By normalizing input data for fragment size and using it as a control across multiple (and, preferably, large) data sets over and over again, Busby explains, the peaks can be eventually "flushed out."
"So basically what you do is you have your reads and your putative peaks," explained Busby in her presentation, "and then you subtract the read from the control, and use that as your true read count -- or some version of that. Maybe [you] divide if there's more complex math involved."
This is the simplified explanation of a paper Busby has coming out later this year on this difficult – and often discussed – problem.
"The informatics the people use to do QA on [genomics] samples is still [a] really underdeveloped field," Busby announced. "The problem…is it's very difficult to develop a QA metric for any area you haven't seen yet."

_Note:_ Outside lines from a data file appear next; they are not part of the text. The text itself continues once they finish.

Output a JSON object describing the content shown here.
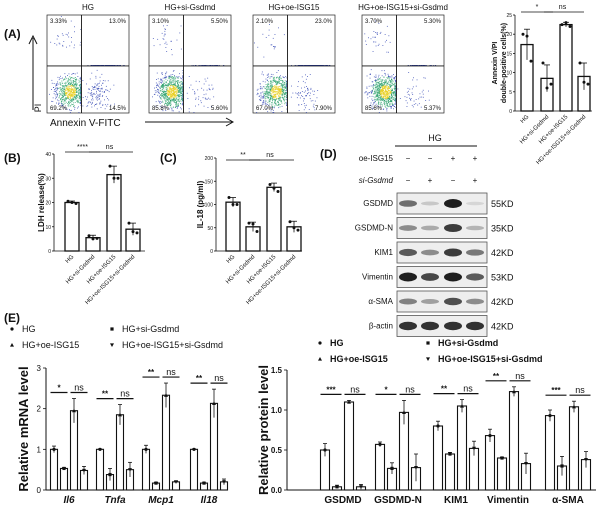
{
  "panels": {
    "A": "(A)",
    "B": "(B)",
    "C": "(C)",
    "D": "(D)",
    "E": "(E)"
  },
  "groups": [
    "HG",
    "HG+si-Gsdmd",
    "HG+oe-ISG15",
    "HG+oe-ISG15+si-Gsdmd"
  ],
  "colors": {
    "dot_low": "#2b3fb0",
    "dot_mid": "#2aa06a",
    "dot_high": "#e8d020",
    "bar_fill": "#ffffff",
    "stroke": "#111111"
  },
  "chart_data": [
    {
      "id": "A-flow",
      "type": "scatter",
      "xlabel": "Annexin V-FITC",
      "ylabel": "PI",
      "plots": [
        {
          "title": "HG",
          "quadrants": {
            "UL": "3.33%",
            "UR": "13.0%",
            "LL": "69.2%",
            "LR": "14.5%"
          },
          "q_values": [
            3.33,
            13.0,
            69.2,
            14.5
          ]
        },
        {
          "title": "HG+si-Gsdmd",
          "quadrants": {
            "UL": "3.10%",
            "UR": "5.50%",
            "LL": "85.8%",
            "LR": "5.60%"
          },
          "q_values": [
            3.1,
            5.5,
            85.8,
            5.6
          ]
        },
        {
          "title": "HG+oe-ISG15",
          "quadrants": {
            "UL": "2.10%",
            "UR": "23.0%",
            "LL": "67.0%",
            "LR": "7.90%"
          },
          "q_values": [
            2.1,
            23.0,
            67.0,
            7.9
          ]
        },
        {
          "title": "HG+oe-ISG15+si-Gsdmd",
          "quadrants": {
            "UL": "3.70%",
            "UR": "5.30%",
            "LL": "85.6%",
            "LR": "5.37%"
          },
          "q_values": [
            3.7,
            5.3,
            85.6,
            5.37
          ]
        }
      ]
    },
    {
      "id": "A-bar",
      "type": "bar",
      "ylabel": [
        "Annexin V/PI",
        "double-positive cells(%)"
      ],
      "ylim": [
        0,
        25
      ],
      "yticks": [
        "0",
        "5",
        "10",
        "15",
        "20",
        "25"
      ],
      "categories": [
        "HG",
        "HG+si-Gsdmd",
        "HG+oe-ISG15",
        "HG+oe-ISG15+si-Gsdmd"
      ],
      "values": [
        17.3,
        8.5,
        22.5,
        9.0
      ],
      "sd": [
        4.0,
        3.5,
        0.6,
        3.5
      ],
      "points": [
        [
          20,
          19.5,
          13
        ],
        [
          12.5,
          6,
          7
        ],
        [
          22.5,
          23,
          22
        ],
        [
          12.5,
          7.5,
          7
        ]
      ],
      "significance": [
        {
          "from": 0,
          "to": 1,
          "label": "*"
        },
        {
          "from": 1,
          "to": 3,
          "label": "ns"
        }
      ]
    },
    {
      "id": "B",
      "type": "bar",
      "ylabel": [
        "LDH release(%)"
      ],
      "ylim": [
        0,
        40
      ],
      "yticks": [
        "0",
        "10",
        "20",
        "30",
        "40"
      ],
      "categories": [
        "HG",
        "HG+si-Gsdmd",
        "HG+oe-ISG15",
        "HG+oe-ISG15+si-Gsdmd"
      ],
      "values": [
        20,
        5.5,
        31.5,
        9
      ],
      "sd": [
        0.6,
        1.0,
        3.5,
        2.5
      ],
      "points": [
        [
          20.5,
          20,
          19.6
        ],
        [
          6.3,
          5,
          5.2
        ],
        [
          35,
          30,
          30
        ],
        [
          11.5,
          8,
          7.5
        ]
      ],
      "significance": [
        {
          "from": 0,
          "to": 1,
          "label": "****"
        },
        {
          "from": 1,
          "to": 3,
          "label": "ns"
        }
      ]
    },
    {
      "id": "C",
      "type": "bar",
      "ylabel": [
        "IL-18 (pg/ml)"
      ],
      "ylim": [
        0,
        200
      ],
      "yticks": [
        "0",
        "50",
        "100",
        "150",
        "200"
      ],
      "categories": [
        "HG",
        "HG+si-Gsdmd",
        "HG+oe-ISG15",
        "HG+oe-ISG15+si-Gsdmd"
      ],
      "values": [
        105,
        52,
        137,
        52
      ],
      "sd": [
        10,
        10,
        9,
        12
      ],
      "points": [
        [
          115,
          100,
          100
        ],
        [
          60,
          58,
          42
        ],
        [
          143,
          135,
          128
        ],
        [
          63,
          50,
          45
        ]
      ],
      "significance": [
        {
          "from": 0,
          "to": 1,
          "label": "**"
        },
        {
          "from": 1,
          "to": 3,
          "label": "ns"
        }
      ]
    },
    {
      "id": "E-mRNA",
      "type": "bar",
      "ylabel": [
        "Relative mRNA level"
      ],
      "ylim": [
        0,
        3
      ],
      "yticks": [
        "0",
        "1",
        "2",
        "3"
      ],
      "categories": [
        "Il6",
        "Tnfa",
        "Mcp1",
        "Il18"
      ],
      "series": [
        {
          "name": "HG",
          "values": [
            1.0,
            1.0,
            1.0,
            1.0
          ],
          "sd": [
            0.08,
            0.01,
            0.1,
            0.01
          ]
        },
        {
          "name": "HG+si-Gsdmd",
          "values": [
            0.53,
            0.38,
            0.17,
            0.17
          ],
          "sd": [
            0.02,
            0.15,
            0.02,
            0.01
          ]
        },
        {
          "name": "HG+oe-ISG15",
          "values": [
            1.95,
            1.85,
            2.33,
            2.13
          ],
          "sd": [
            0.3,
            0.25,
            0.3,
            0.35
          ]
        },
        {
          "name": "HG+oe-ISG15+si-Gsdmd",
          "values": [
            0.48,
            0.5,
            0.2,
            0.2
          ],
          "sd": [
            0.1,
            0.18,
            0.02,
            0.07
          ]
        }
      ],
      "significance": [
        [
          "*",
          "ns"
        ],
        [
          "**",
          "ns"
        ],
        [
          "**",
          "ns"
        ],
        [
          "**",
          "ns"
        ]
      ]
    },
    {
      "id": "E-protein",
      "type": "bar",
      "ylabel": [
        "Relative protein level"
      ],
      "ylim": [
        0,
        1.5
      ],
      "yticks": [
        "0.0",
        "0.5",
        "1.0",
        "1.5"
      ],
      "categories": [
        "GSDMD",
        "GSDMD-N",
        "KIM1",
        "Vimentin",
        "α-SMA"
      ],
      "series": [
        {
          "name": "HG",
          "values": [
            0.5,
            0.57,
            0.8,
            0.68,
            0.93
          ],
          "sd": [
            0.08,
            0.03,
            0.06,
            0.08,
            0.07
          ]
        },
        {
          "name": "HG+si-Gsdmd",
          "values": [
            0.04,
            0.27,
            0.45,
            0.4,
            0.3
          ],
          "sd": [
            0.02,
            0.07,
            0.02,
            0.01,
            0.12
          ]
        },
        {
          "name": "HG+oe-ISG15",
          "values": [
            1.1,
            0.97,
            1.05,
            1.23,
            1.04
          ],
          "sd": [
            0.02,
            0.15,
            0.08,
            0.06,
            0.07
          ]
        },
        {
          "name": "HG+oe-ISG15+si-Gsdmd",
          "values": [
            0.04,
            0.28,
            0.52,
            0.33,
            0.38
          ],
          "sd": [
            0.03,
            0.17,
            0.09,
            0.13,
            0.1
          ]
        }
      ],
      "significance": [
        [
          "***",
          "ns"
        ],
        [
          "*",
          "ns"
        ],
        [
          "**",
          "ns"
        ],
        [
          "**",
          "ns"
        ],
        [
          "***",
          "ns"
        ]
      ]
    }
  ],
  "western": {
    "header": "HG",
    "conditions": [
      {
        "label": "oe-ISG15",
        "signs": [
          "−",
          "−",
          "+",
          "+"
        ]
      },
      {
        "label": "si-Gsdmd",
        "signs": [
          "−",
          "+",
          "−",
          "+"
        ]
      }
    ],
    "rows": [
      {
        "protein": "GSDMD",
        "size": "55KD",
        "band_intensity": [
          0.6,
          0.15,
          1.0,
          0.08
        ]
      },
      {
        "protein": "GSDMD-N",
        "size": "35KD",
        "band_intensity": [
          0.45,
          0.3,
          0.85,
          0.25
        ]
      },
      {
        "protein": "KIM1",
        "size": "42KD",
        "band_intensity": [
          0.7,
          0.45,
          0.85,
          0.55
        ]
      },
      {
        "protein": "Vimentin",
        "size": "53KD",
        "band_intensity": [
          1.0,
          0.8,
          1.0,
          0.7
        ]
      },
      {
        "protein": "α-SMA",
        "size": "42KD",
        "band_intensity": [
          0.5,
          0.35,
          0.75,
          0.45
        ]
      },
      {
        "protein": "β-actin",
        "size": "42KD",
        "band_intensity": [
          0.9,
          0.9,
          0.9,
          0.9
        ]
      }
    ]
  }
}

"Seen" is the keyword here. Chase Miller, director of research and science at the University of Utah, emphasized in his own Bio-IT World presentation how essential data visualization is to solving these analytic conundrums.
"Visualization. This is pretty easy, but most analyses still really don't do it," stated Miller. "Pull visualization into the analysis[,] so you better understand both the data, and your results."
"Knowing the right question to ask is even harder," alleged Miller, than answering it. Accordingly, integrating data visualization into ongoing analysis itself is vital to both understanding and accuracy.
Repetition -- in a controlled setting -- is key.
"What we have to do in biology… is just doing the same thing over and over again," Busby explains. "We want to make those errors in the lab…so we know what they look like."
This way, says Busby, you begin to understand the latent biases of your own data, methods, and systems such that you can accurately account for them – and, in doing so, effectively identify and discount "noise."
"It's not even an informatics problem; it's an understanding the world problem," concludes Busby. "A lot of what you're doing isn't tweaking the math; it's just understanding your features."